Integrity. First of all, healthy coping means you are being honest with yourself. You have done all you feel is appropriate to influence the situation. You know you aren’t being honest with yourself if you chronically blame others for your emotions and circumstances. Often my own irritation is more a function of my failure to speak up, than others’ failure to change.

Acceptance. Next, get out of denial about the reality you are in. Accept that you have bosses that are imperfect. Accept that you have a colleague who appears insecure. Accept that—at least at present—there is nothing more you can do to influence it for the better. Other opportunities to influence change may present themselves. But at present, you’ve done all you can or should do. So focus on what you can influence to create a positive work environment for yourself. What turns irritation into misery is an unwillingness to accept reality.

Compassion. Irritation becomes loathing when we hold a distorted view of those around us. When others create problems, we try to protect ourselves by putting distance between us and them. The unfortunate effect of this natural reaction is that we cut ourselves off from the broader set of observations that would help us see the other person as a human being rather than as a bundle of weaknesses. You can avoid this by finding ways to suspend your judgments and generate compassion.

Boundaries. Finally, take responsibility for communicating and enforcing your expectations and boundaries with this individual.
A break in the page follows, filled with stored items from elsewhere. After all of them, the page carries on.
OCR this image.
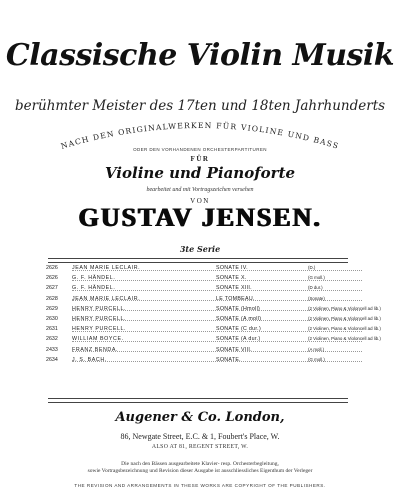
Classische Violin Musik
berühmter Meister des 17ten und 18ten Jahrhunderts
NACH DEN ORIGINALWERKEN FÜR VIOLINE UND BASS
ODER DEN VORHANDENEN ORCHESTERPARTITUREN
FÜR
Violine und Pianoforte
bearbeitet und mit Vortragszeichen versehen
VON
GUSTAV JENSEN.
3te Serie
2626	JEAN MARIE LECLAIR.	SONATE IV.	(D.)
2626	G. F. HÄNDEL.	SONATE X.	(G moll.)
2627	G. F. HÄNDEL.	SONATE XIII.	(D dur.)
2628	JEAN MARIE LECLAIR.	LE TOMBEAU.	(Sonate)
2629	HENRY PURCELL.	SONATE (Hmoll)	(2 Violinen, Piano & Violoncell ad lib.)
2630	HENRY PURCELL.	SONATE (A moll)	(2 Violinen, Piano & Violoncell ad lib.)
2631	HENRY PURCELL.	SONATE (C dur.)	(2 Violinen, Piano & Violoncell ad lib.)
2632	WILLIAM BOYCE.	SONATE (A dur.)	(2 Violinen, Piano & Violoncell ad lib.)
2433	FRANZ BENDA.	SONATE VIII.	(A moll.)
2634	J. S. BACH.	SONATE.	(G moll.)
Augener & Co. London,
86, Newgate Street, E.C. & 1, Foubert's Place, W.
ALSO AT 81, REGENT STREET, W.
Die nach den Bässen ausgearbeitete Klavier- resp. Orchesterbegleitung,
sowie Vortragsbezeichnung und Revision dieser Ausgabe ist ausschliessliches Eigenthum der Verleger
THE REVISION AND ARRANGEMENTS IN THESE WORKS ARE COPYRIGHT OF THE PUBLISHERS.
For example, if this person is unreliable, create boundaries that allow you to control your destiny. You might say, “I will need your input by Monday. If I don’t receive it by 8 a.m., I won’t be including it in my report.” The difference between boundaries and passive-aggression is candor. Passive aggression—which might involve gossip, avoidance, or finger-pointing on your part—is a sign you are not coping in a healthy way, but are caught in a codependent relationship with this person. Healthy coping would mean you candidly explain the boundaries you are setting up to help you do quality work and have good quality of work life—while also remaining open to revising this relationship if you see signals of change.

I sincerely hope something in what I’ve shared is useful to you in getting to a better place.